What differentiates an independent watchmaker like TWC from the mainstream consumer luxury watch brands is the attention to detail and handwork applied to the production of its product. This reality creates an endless realm of creative possibilities where TWC can make whatever watch it desires to make. There are no burdens imposed on independents like TWC from the capitalist structure of consumer luxury. There are no retailers requesting split allocation, there is no required quantity, and there doesn't have to be some exact code for the production of each watch. This results in simply the purest form of the craft, in which every wearer of a TWC timepiece can look down at their wrist and think, "not a single other individual has this exact same watch." TWC doesn't make watches for its customers to buy, TWC makes watches for its customers. Handmade horological instruments are an art form that appeal directly to those whom enjoy it as such. In this article, we take a look at some of our finest work, and show you why the mainstream consumer luxury watch brands can't even be put in the conversation with the likes of indy watch brands like TWC in terms of what's possible in handmade craftsmanship.
Our Skeleton collections over the years are a perfect example to explain the varying attention to detail and handwork applied in the production process between indy watch brands like TWC and the mainstream consumer luxury brands. TWC has marked itself as the lead American mechanical watchmaker over the past two decades due to many of the Skeletons you will soon see in this article. The skillset required to create these masterpieces is as rare to find here in the USA as it is to find a lepricon digging for gold at the end of a rainbow. Thats right, it's basically impossible. Thankfully, our founders from Germany happened to not only play large roles in the pioneering of this art form over sees, but brought it along with them once they came to the US. More importantly, their relationships with the few artisans whom share their skillset back in Germany remain strong today, allowing for the scaled production of this kind of work. This is a form of horological craft that just about won't be found anywhere else, except for the few friends of ours back in Europe whom we work with consistently.
All TWC Skeleton models are produced in very limited numbers, usually ranging between 10-20 with certain gold pieces limited to 5. The limited edition Quarter-Skeleton above is one of our most innovative mechanical sculptures, featuring the rear-end of the movement's plate as the dial. Hand-pressed and turned is an intricate pirlage pattern that has been finished with heat-application, bluing and further processes to produce a green effect. A decorative piece that explores various colors, reflective points and textures. With the ruby jewels, sterling silver outer dial, skeletonized white cathedral hands, dial layering, pirlage and guilloche, the Quarter-Skeleton couldn't do a better job at exactly what it was made to do...keep its wearer in endless awe. Nobody else's opinion matters for you, just yours.

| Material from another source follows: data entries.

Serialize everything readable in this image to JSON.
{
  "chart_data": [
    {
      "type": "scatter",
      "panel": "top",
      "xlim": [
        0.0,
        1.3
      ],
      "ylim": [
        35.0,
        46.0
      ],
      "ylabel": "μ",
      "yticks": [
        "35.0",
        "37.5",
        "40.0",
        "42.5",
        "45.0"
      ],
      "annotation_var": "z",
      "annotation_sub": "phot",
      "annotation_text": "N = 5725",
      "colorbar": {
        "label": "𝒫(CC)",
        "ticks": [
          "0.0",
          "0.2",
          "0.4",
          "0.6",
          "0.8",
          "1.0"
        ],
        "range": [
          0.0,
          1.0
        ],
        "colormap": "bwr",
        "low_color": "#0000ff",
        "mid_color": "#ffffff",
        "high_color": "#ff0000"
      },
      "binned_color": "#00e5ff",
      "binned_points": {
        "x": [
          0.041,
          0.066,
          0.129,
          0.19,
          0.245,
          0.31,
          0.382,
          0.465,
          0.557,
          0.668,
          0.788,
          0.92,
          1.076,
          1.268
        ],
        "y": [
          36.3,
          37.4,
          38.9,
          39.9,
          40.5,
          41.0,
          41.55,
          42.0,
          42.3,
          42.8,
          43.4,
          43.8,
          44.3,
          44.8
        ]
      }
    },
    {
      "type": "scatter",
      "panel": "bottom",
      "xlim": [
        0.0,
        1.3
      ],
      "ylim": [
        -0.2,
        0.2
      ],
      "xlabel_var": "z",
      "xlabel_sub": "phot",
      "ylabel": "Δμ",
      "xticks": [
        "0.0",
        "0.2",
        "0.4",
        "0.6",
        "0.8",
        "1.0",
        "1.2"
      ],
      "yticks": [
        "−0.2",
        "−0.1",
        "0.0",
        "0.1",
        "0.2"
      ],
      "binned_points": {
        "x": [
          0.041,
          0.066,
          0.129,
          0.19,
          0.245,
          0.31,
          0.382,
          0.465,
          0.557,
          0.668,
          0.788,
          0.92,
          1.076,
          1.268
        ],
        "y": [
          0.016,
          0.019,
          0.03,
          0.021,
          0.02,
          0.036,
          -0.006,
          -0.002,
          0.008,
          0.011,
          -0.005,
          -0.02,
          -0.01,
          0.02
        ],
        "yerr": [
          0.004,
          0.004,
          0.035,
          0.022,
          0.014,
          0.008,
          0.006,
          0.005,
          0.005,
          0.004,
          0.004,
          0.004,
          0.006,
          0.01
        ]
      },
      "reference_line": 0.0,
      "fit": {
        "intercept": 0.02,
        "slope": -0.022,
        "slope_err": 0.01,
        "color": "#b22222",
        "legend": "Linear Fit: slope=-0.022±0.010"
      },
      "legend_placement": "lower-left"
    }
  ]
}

This timepiece is yet another that was produced in collaboration with Jochen Benzinger, the master guilloche artist out of Germany and longtime friend of TWC founder, Hartwig Balke. The outer dial is made of solid sterling silver, with applied black indices atop of the elegant brushed finish. The inner dial is uniquely skeletonized, exhibiting a dynamic layout of hand-guilloche outer-dials that overlap with one another, forming a sense of single-plane sculptural abstraction. The skeletonized dial also features rose gold elements, adding a formal elegance to the timepiece. Last but least, a lone second hand, painted in red, completes the complex aesthetic with a bold statement of contrasting tone.